# "Shadows of water"



## Pyros (Mar 27, 2009)

Hello from Spain.

This is my first post and I am. Pyros is my nickname, and this is my aquarium. Its title is "Shadows of water", and I learn from all those collaborating on this forum. I hope your criticisms and comments, thanks.










Excuse my poor English. I need a translator to write. Congratulations for this wonderful forum.

Greetings from Spain.

Pyros


----------



## Knotty Bitz (Mar 11, 2009)

Thats a really great tank, keep it up!


----------



## crystalview (Mar 9, 2008)

I really like the colors. It is a really nice tank Welcome to APC


----------



## pfertz (Jun 26, 2007)

Welcome to APC, your tank is gorgeous! Good choice in fish as an accent


----------



## hilikus16 (Nov 5, 2008)

wow that tank is gorgeous!


----------



## eco-mod (Oct 19, 2007)

Stunning! I love how simple yet elegant it is!


----------



## Bunbuku (Feb 10, 2008)

What an amazing scape:high5:. Those discus are a beautiful complement!


----------



## Pinto (Mar 22, 2008)

Very nice scape.

I am curious to whats is your tank specs.


----------



## Tex Gal (Nov 1, 2007)

Just beautiful!


----------



## ghengis (Jun 11, 2008)

Oh my! What a fantastic first post!! 

You need not worry about your English, your tank speaks for itself. 

Absolutley beautiful... Well done!


----------



## vancat (Nov 5, 2004)

wow!
:first:


----------



## Pyros (Mar 27, 2009)

Thank you for your kind words. 

Last year I participated for the first time in a championship and was the ADA-2008. 

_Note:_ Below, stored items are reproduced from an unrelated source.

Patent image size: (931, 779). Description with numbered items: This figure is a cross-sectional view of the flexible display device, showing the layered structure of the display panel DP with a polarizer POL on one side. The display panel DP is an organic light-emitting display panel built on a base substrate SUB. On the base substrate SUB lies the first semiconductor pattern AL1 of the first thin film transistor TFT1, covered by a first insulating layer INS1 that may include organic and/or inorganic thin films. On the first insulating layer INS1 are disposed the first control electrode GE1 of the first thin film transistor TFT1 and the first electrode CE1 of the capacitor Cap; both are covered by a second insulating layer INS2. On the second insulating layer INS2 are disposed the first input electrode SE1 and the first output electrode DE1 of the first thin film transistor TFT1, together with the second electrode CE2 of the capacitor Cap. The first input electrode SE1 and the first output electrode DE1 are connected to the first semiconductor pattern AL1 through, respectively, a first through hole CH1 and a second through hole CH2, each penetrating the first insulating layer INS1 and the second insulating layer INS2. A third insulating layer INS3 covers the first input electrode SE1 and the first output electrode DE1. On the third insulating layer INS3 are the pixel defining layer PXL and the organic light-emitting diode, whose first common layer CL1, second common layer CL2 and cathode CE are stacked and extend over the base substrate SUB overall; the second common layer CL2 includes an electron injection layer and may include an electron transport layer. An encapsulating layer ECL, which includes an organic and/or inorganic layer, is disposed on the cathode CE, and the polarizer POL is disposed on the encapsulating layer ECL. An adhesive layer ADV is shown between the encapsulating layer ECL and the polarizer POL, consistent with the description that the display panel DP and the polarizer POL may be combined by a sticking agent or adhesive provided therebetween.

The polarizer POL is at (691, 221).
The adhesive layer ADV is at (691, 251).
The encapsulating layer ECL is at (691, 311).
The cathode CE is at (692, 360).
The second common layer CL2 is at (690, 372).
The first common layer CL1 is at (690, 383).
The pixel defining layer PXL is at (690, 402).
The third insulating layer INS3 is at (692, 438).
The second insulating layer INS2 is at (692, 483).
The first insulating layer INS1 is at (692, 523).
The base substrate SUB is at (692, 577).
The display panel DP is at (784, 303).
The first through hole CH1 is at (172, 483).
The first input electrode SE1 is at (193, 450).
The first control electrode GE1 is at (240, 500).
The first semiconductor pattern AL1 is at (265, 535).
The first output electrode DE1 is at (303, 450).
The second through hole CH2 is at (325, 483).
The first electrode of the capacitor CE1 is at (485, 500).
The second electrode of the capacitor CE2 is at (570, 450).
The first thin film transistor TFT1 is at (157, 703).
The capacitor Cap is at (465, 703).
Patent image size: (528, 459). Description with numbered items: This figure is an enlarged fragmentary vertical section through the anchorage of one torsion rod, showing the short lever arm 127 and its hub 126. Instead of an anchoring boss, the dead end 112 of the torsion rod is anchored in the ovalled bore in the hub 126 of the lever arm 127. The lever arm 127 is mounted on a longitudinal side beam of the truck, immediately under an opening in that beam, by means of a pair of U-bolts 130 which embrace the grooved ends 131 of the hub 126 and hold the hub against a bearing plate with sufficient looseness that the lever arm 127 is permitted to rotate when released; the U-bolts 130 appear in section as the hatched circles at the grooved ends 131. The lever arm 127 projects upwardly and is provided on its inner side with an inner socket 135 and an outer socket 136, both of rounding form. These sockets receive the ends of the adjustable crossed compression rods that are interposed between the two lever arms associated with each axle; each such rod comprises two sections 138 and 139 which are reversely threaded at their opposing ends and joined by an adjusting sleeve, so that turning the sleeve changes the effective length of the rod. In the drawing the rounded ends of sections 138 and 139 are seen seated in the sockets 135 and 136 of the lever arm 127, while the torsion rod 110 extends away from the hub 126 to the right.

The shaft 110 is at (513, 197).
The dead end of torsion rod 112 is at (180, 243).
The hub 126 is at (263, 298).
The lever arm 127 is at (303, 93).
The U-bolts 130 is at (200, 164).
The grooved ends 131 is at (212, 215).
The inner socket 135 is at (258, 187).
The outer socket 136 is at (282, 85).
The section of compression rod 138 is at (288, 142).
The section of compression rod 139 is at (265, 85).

The aquarium has undergone major changes and I hope to return to participate again this year. 

Excuse my ignorance, when we celebrate the AGA Championship?. I would also like to participate. 

Greetings from Spain.

Pyros


----------



## veedubdrouin (Feb 20, 2008)

That is a great picture of a beutiful tank! I like the way the fish are all at the center, it adds to the color blocking technique.

Well done!


----------



## tom_zg (Oct 20, 2006)

wow... the contrast between the red lotuses and fish can be observed as a (mobile) contrast focal point itself!


----------



## rahamen (May 6, 2006)

Congrats Pyros, I love this tank. I wonder if it is the tank wich you enter in AGA last year.

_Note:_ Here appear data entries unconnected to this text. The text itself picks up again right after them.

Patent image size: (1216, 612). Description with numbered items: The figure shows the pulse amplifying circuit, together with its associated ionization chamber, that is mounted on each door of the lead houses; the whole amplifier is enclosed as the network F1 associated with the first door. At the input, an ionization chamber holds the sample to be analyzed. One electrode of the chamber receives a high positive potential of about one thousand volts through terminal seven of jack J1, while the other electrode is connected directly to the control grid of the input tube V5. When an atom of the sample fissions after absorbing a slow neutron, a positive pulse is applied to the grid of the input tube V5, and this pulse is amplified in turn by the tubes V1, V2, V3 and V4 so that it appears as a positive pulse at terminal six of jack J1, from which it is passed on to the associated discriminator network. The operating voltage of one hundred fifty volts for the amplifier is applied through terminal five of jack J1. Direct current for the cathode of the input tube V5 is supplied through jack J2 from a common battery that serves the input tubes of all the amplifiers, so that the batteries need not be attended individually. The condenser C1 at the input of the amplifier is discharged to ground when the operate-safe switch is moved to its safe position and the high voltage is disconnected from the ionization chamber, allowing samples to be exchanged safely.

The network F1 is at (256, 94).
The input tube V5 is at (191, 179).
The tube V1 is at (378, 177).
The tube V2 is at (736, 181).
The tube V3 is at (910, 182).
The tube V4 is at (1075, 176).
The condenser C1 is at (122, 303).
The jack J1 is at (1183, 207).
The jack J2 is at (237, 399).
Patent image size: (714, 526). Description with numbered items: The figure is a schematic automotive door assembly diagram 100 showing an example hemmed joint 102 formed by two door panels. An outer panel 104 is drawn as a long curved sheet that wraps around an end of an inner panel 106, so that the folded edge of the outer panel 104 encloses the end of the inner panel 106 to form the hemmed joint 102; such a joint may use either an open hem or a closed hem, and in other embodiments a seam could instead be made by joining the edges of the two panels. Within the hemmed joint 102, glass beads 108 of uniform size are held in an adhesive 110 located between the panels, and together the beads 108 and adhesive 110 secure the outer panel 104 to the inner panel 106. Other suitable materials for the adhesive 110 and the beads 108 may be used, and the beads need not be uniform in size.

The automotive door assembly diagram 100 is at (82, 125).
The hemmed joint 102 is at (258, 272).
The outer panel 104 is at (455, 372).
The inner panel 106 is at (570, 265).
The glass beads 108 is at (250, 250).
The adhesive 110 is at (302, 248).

Regarding the AGA contest I think it is in September http://www.aquatic-gardeners.org/

Rgds.


----------



## JESSA (Feb 11, 2009)

Hello my teacher ,

Nice to see you by here . Very beautiful aquascape :clap2: . I'm whishing to know what's your new design for this year ADA contest.

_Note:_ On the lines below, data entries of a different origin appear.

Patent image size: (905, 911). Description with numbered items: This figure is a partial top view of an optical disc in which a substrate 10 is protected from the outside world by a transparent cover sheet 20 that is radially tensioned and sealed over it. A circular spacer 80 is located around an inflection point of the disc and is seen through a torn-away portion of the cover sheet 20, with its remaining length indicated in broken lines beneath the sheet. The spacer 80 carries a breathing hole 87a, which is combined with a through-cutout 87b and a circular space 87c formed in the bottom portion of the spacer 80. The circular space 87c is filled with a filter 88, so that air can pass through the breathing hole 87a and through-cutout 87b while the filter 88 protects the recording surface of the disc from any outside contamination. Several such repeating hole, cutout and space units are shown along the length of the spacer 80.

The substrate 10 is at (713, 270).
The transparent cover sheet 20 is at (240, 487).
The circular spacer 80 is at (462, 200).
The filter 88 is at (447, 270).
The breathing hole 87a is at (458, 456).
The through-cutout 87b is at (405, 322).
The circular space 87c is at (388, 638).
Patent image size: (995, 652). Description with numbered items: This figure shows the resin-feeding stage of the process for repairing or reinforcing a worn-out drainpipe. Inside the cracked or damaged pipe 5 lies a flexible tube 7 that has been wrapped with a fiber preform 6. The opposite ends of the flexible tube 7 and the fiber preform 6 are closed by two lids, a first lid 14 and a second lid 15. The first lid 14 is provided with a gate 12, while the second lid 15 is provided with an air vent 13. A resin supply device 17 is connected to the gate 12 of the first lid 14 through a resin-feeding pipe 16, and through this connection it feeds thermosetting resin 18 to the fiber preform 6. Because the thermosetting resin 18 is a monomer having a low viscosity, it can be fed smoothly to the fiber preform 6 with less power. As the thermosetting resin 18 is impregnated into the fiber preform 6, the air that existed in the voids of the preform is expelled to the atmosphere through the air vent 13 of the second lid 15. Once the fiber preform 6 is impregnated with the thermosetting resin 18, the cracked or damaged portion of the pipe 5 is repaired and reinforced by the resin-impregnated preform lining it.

Regards from la Alcarria!!
:wave:


----------



## flowerfishs (Mar 26, 2009)

that's a nice tank..keep the good job!


----------



## Fields of Blue (Sep 25, 2008)

Hehe, your aquarium title makes me think of Winslow Homer and "The Color of Light." The tank is magnificent, and I love your big pretty discus against the large flora background.


----------



## TheKillHaa (Sep 15, 2007)

and There is Pyros,, with excellent entrance bytheway..

not only a great aquarium he can shows, but also a xcellents advices and tips...

oooh! yes as i know him well,, 

saludos hermano.


----------



## Pyros (Mar 27, 2009)

Hello everybody,



rahamen said:


> Congrats Pyros, I love this tank. I wonder if it is the tank wich you enter in AGA last year.


Rahamen ... if the tank is to participate in the ADA-2008 lying on the 260º instead of the ranking.

I hope to have improved for next season.

Thank you for your congratulations and kind words.

Greetings from Spain.

Marcelo, Jesús... un abrazo.

Pyros


----------



## gwendal (Feb 10, 2009)

Great job Pyros, the spanish power!


----------